Я вижу, как кончик языка нерешительно выползает из бледно-розовых губ и украдкой проходится по ним, а затем быстро ныряет обратно, будто и не показывался. Я вижу золотистый пушок, обрамляющий тяжелую челюсть, — подростковый пушок на лице у мужчины, которому, как мне известно, двадцать два года. Не похоже, что он бреется, должно быть, у него от природы не густо с растительностью. Я знаю, что зовут его Эли[171], — так же, как и всех его ровесников, именем первого и величайшего Сатмарского Ребе, ныне усопшего, за трон которого воюет его семья, раздираемая алчностью и завистью.
Сейчас их борьба протекает в светских судах, и это шанде, хилуль Ашем[172], как говорит Зейде, позор перед Богом. (Когда он сердится, то повышает голос, стучит кулаками по столу, и от этой вибрации фарфоровые блюдца скачут, а кубки звенят.) Он ненавидит, когда наше грязное белье вываливают на всеобщее обозрение. Когда победитель будет назван и дело закроют, говорит он, больше не о чем будет спорить. Быть сатмарцем станет позорно. Может, он и прав, я не знаю. Я не чувствую себя своей среди сатмарцев. Сатмарская кровь не определяет меня, она не клеймо на моей ДНК. Уж конечно, я смогу избавиться от этого ярлыка, если захочу.

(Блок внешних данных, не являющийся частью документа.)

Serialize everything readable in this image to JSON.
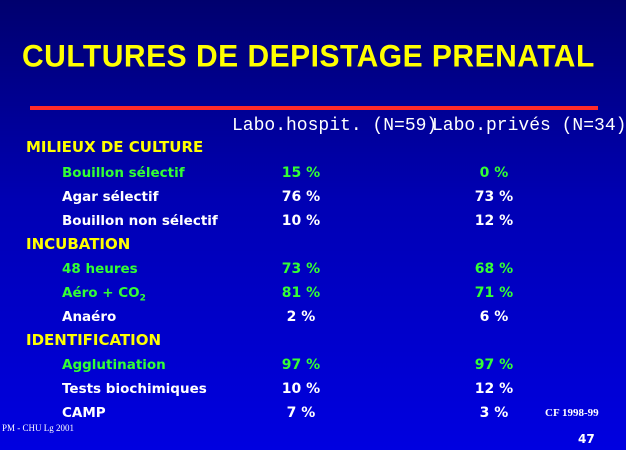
{
  "title": "CULTURES  DE DEPISTAGE PRENATAL",
  "columns": [
    "Labo.hospit. (N=59)",
    "Labo.privés (N=34)"
  ],
  "sections": [
    {
      "label": "MILIEUX DE CULTURE",
      "rows": [
        {
          "label": "Bouillon sélectif",
          "hosp": "15 %",
          "priv": "0 %",
          "color": "green"
        },
        {
          "label": "Agar sélectif",
          "hosp": "76 %",
          "priv": "73 %",
          "color": "white"
        },
        {
          "label": "Bouillon non sélectif",
          "hosp": "10 %",
          "priv": "12 %",
          "color": "white"
        }
      ]
    },
    {
      "label": "INCUBATION",
      "rows": [
        {
          "label": "48 heures",
          "hosp": "73 %",
          "priv": "68 %",
          "color": "green"
        },
        {
          "label": "Aéro + CO",
          "sub": "2",
          "hosp": "81 %",
          "priv": "71 %",
          "color": "green"
        },
        {
          "label": "Anaéro",
          "hosp": "2 %",
          "priv": "6 %",
          "color": "white"
        }
      ]
    },
    {
      "label": "IDENTIFICATION",
      "rows": [
        {
          "label": "Agglutination",
          "hosp": "97 %",
          "priv": "97 %",
          "color": "green"
        },
        {
          "label": "Tests biochimiques",
          "hosp": "10 %",
          "priv": "12 %",
          "color": "white"
        },
        {
          "label": "CAMP",
          "hosp": "7 %",
          "priv": "3 %",
          "color": "white"
        }
      ]
    }
  ],
  "source": "CF 1998-99",
  "footer": "PM - CHU Lg 2001",
  "page": "47",
  "colors": {
    "title": "#ffff00",
    "rule": "#ff2a2a",
    "green": "#33ff33",
    "white": "#ffffff"
  }
}
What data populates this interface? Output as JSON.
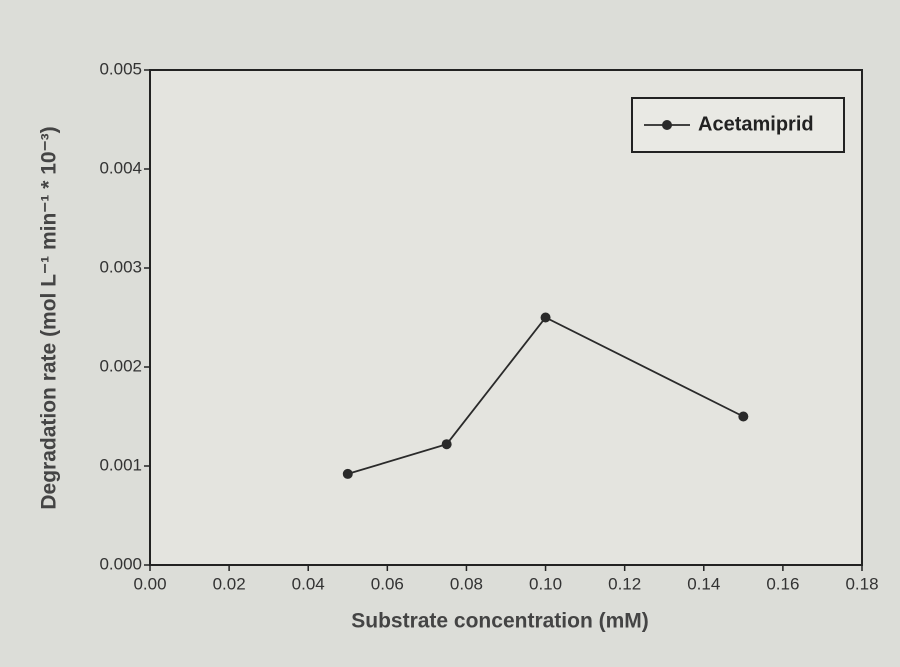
{
  "chart_data": {
    "type": "line",
    "x_label": "Substrate concentration (mM)",
    "y_label": "Degradation rate (mol L⁻¹ min⁻¹ * 10⁻³)",
    "x": [
      0.05,
      0.075,
      0.1,
      0.15
    ],
    "series": [
      {
        "name": "Acetamiprid",
        "color": "#2a2a2a",
        "values": [
          0.00092,
          0.00122,
          0.0025,
          0.0015
        ]
      }
    ],
    "xlim": [
      0,
      0.18
    ],
    "ylim": [
      0,
      0.005
    ],
    "xticks": [
      {
        "value": 0,
        "label": "0.00"
      },
      0.02,
      0.04,
      0.06,
      0.08,
      {
        "value": 0.1,
        "label": "0.10"
      },
      0.12,
      0.14,
      0.16,
      0.18
    ],
    "yticks": [
      {
        "value": 0,
        "label": "0.000"
      },
      0.001,
      0.002,
      0.003,
      0.004,
      0.005
    ],
    "legend": "upper right",
    "grid": false
  }
}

Интересно, ощущает ли себя сатмарцем Эли — чувствует ли он, что у него это в крови и что от этого никуда не деться. Я делаю мысленную пометку спросить его об этом, когда мы останемся наедине. Смелый вопрос, но я смогу спрятать его за невинными фразами. Мне нужно прочувствовать, что он такое, понять, есть ли у него собственные представления о нашем мире, или он как попугай вторит мнениям тех, кто его окружает. Пусть в вопросе брака мое слово и не имеет веса, но в эти отношения мне все-таки хотелось бы войти вооруженной всем возможным знанием и рычагами давления.
Мы набиваемся в маленькую столовую Хави и рассаживаемся за столом: я оказываюсь прямо напротив Эли, Хая справа от меня, а Баби слева, Зейде во главе стола, а Шломе, мой будущий свекор, и его жена справа от него, и где-то в хвосте суетится Хави, раздавая всем минералку и линцский торт[173]. Жесткая подушка с бархатной обивкой, на которой я сижу, кажется каменной.
Зейде и мой будущий свекор по традиции произносят двар Тора[174] и добродушно подначивают друг друга, обсуждая еженедельный отрывок из Торы. Наблюдая за тем, как они обмениваются мнениями, я испытываю явную гордость за то, что Зейде очевидно обладает в этой беседе духовным превосходством. Разве есть на свете более ученый муж, чем мой дедушка? Даже Сатмарский Ребе признал, что он талмудист-гений. Мой будущий свекор мал, как статью, так и умом, замечаю я, рассматривая его непримечательное лицо, на котором вращаются глаза-бусины. Ему бы стоило гордиться возможностью пообщаться с моим дедушкой. Я уверена, что Зейде был бы рад организовать мое замужеством с человеком происхождением повыше, но, увы, несмотря на череду недавних успехов, я, со своей-то родословной, все же не тяну на замужество с кем-то из верхушки общества.